I own a 2003 F150 5.4L 4x4 Supercrew XLT truck with a Meyer 7 foot 6" plow. I currently have a hitch spreader for my truck, but I'm getting much larger parking lots to plow and salt this year. So my question to you Ford guys, can this truck handle the SnowEx SP6000 V salt spreader?

The spreader I'm looking at is electric, but I think my stock alternator is 95 amp, and there is an upgraded alternator to 130amps which I think would be needed. The spreader holds 1 cubic yard of salt, but with my truck I can only "legally" hold a payload of about 1500 lbs. 

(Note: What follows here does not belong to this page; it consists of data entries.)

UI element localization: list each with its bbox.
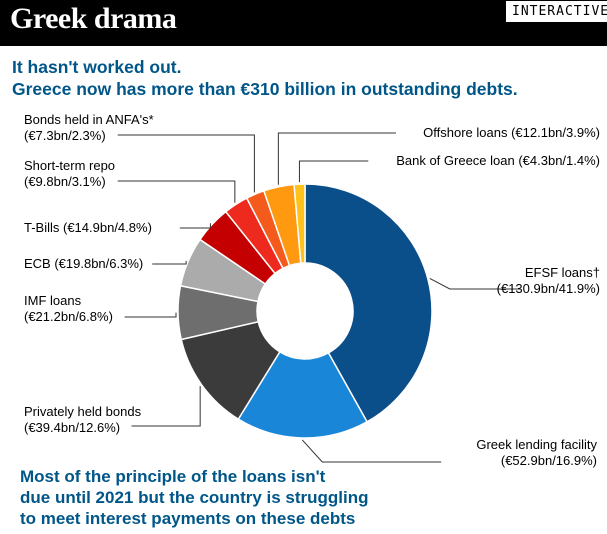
footnote-line-1: Most of the principle of the loans isn't [20, 467, 326, 486]
label-efsf-loans-line-1: EFSF loans† [525, 265, 600, 280]
page-title: Greek drama [10, 2, 177, 35]
leader-line-offshore-loans [277, 132, 396, 185]
leader-line-greek-lending-facility [301, 439, 442, 463]
footnote-line-2: due until 2021 but the country is strugg… [20, 488, 369, 507]
label-bonds-held-in-anfa-s-line-1: Bonds held in ANFA's* [24, 112, 154, 127]
leader-line-imf-loans [124, 312, 177, 318]
label-imf-loans-line-2: (€21.2bn/6.8%) [24, 309, 113, 324]
subtitle-line-2: Greece now has more than €310 billion in… [12, 79, 518, 99]
subtitle-line-1: It hasn't worked out. [12, 57, 182, 77]
label-t-bills: T-Bills (€14.9bn/4.8%) [24, 220, 152, 235]
subtitle: It hasn't worked out. Greece now has mor… [12, 56, 518, 100]
slice-efsf-loans [304, 183, 433, 423]
label-ecb: ECB (€19.8bn/6.3%) [24, 256, 143, 271]
header-bar: Greek drama INTERACTIVE [0, 0, 607, 46]
label-greek-lending-facility-line-1: Greek lending facility [476, 437, 597, 452]
slice-bank-of-greece-loan [293, 183, 306, 264]
leader-line-efsf-loans [429, 277, 521, 290]
label-privately-held-bonds-line-1: Privately held bonds [24, 404, 142, 419]
label-short-term-repo-line-1: Short-term repo [24, 158, 115, 173]
leader-line-t-bills [179, 223, 211, 229]
leader-line-privately-held-bonds [131, 386, 201, 427]
interactive-badge[interactable]: INTERACTIVE [505, 0, 607, 23]
label-privately-held-bonds-line-2: (€39.4bn/12.6%) [24, 420, 120, 435]
label-greek-lending-facility-line-2: (€52.9bn/16.9%) [501, 453, 597, 468]
label-bank-of-greece-loan: Bank of Greece loan (€4.3bn/1.4%) [396, 153, 600, 168]
label-bonds-held-in-anfa-s-line-2: (€7.3bn/2.3%) [24, 128, 106, 143]
label-offshore-loans: Offshore loans (€12.1bn/3.9%) [423, 125, 600, 140]
label-imf-loans-line-1: IMF loans [24, 293, 82, 308]
footnote: Most of the principle of the loans isn't… [20, 466, 369, 529]
label-efsf-loans-line-2: (€130.9bn/41.9%) [497, 281, 600, 296]
slice-greek-lending-facility [237, 350, 369, 439]
leader-line-short-term-repo [117, 180, 236, 203]
leader-line-bank-of-greece-loan [298, 160, 369, 183]
leader-line-ecb [152, 260, 187, 265]
label-short-term-repo-line-2: (€9.8bn/3.1%) [24, 174, 106, 189]
leader-line-bonds-held-in-anfa-s [117, 134, 255, 193]
footnote-line-3: to meet interest payments on these debts [20, 509, 356, 528]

Let me know if you guys/ladies have any thoughts/ideas on whether my truck can handle the spreader. Thanks for your time, and LET IT SNOW IN PHILADELPHIA THIS YEAR PLEASE!!!



Steve


----------



## bribrius (May 5, 2007)

dunno. i saw a couple fairly new f250's last year with spreaders and fully loaded that looked pretty damn shaky. also some serious drooping going on there with the ass end. that werent happy looking fords.


----------



## cretebaby (Aug 23, 2008)

odd1or2even;575087 said:


> I own a 2003 F150 5.4L 4x4 Supercrew XLT truck with a Meyer 7 foot 6" plow. I currently have a hitch spreader for my truck, but I'm getting much larger parking lots to plow and salt this year. So my question to you Ford guys, can this truck handle the SnowEx SP6000 V salt spreader?
> 
> The spreader I'm looking at is electric, but I think my stock alternator is 95 amp, and there is an upgraded alternator to 130amps which I think would be needed. The spreader holds 1 cubic yard of salt, but with my truck I can only "legally" hold a payload of about 1500 lbs.
> 
> ...


----------



## odd1or2even (Mar 25, 2007)

I'll be salting train stations. So there could be anywhere from 8-15 stations to plow and bags of salt would be too much time to load and too much salt to be used. 

What I'm really wondering is whether the truck's electrical system to handle the electric salt spreader that draws 25-35 amps. Thanks


----------



## JD Dave (Mar 20, 2007)

odd1or2even;575334 said:


> I'll be salting train stations. So there could be anywhere from 8-15 stations to plow and bags of salt would be too much time to load and too much salt to be used.
> 
> What I'm really wondering is whether the truck's electrical system to handle the electric salt spreader that draws 25-35 amps. Thanks


I think you already answered your own questions. Do you you have a backup plan if your truck lays down?


----------



## basher (Nov 13, 2004)

cretebaby;575126 said:


> odd1or2even;575087 said:
> 
> 
> > I own a 2003 F150 5.4L 4x4 Supercrew XLT truck with a Meyer 7 foot 6" plow. I currently have a hitch spreader for my truck, but I'm getting much larger parking lots to plow and salt this year. So my question to you Ford guys, can this truck handle the SnowEx SP6000 V salt spreader?
> ...


----------



## MickiRig1 (Dec 5, 2003)

Your going to have more repairs and break downs pushing the truck to it's limit. Plowing with a 1/2 ton is hard enough on it. Then you add the weight of the salt and spreader. You can add a second battery and a bigger alternator to the truck. There are sites on the INTERNET that have the alternators. You have to upgrade ( wire size) the feed from them to the batteries.


----------



## boston41 (Aug 21, 2010)

I was thinking of doing the same thing but I have an 2011 Tundra with the 6.5ft bed. Was thinking about taking out the timbrens that I have in the rear now and putting in super springs. Take a look at them on their website. As far as the alternator, I myself would upgrade. good luck hope you have a good season.


----------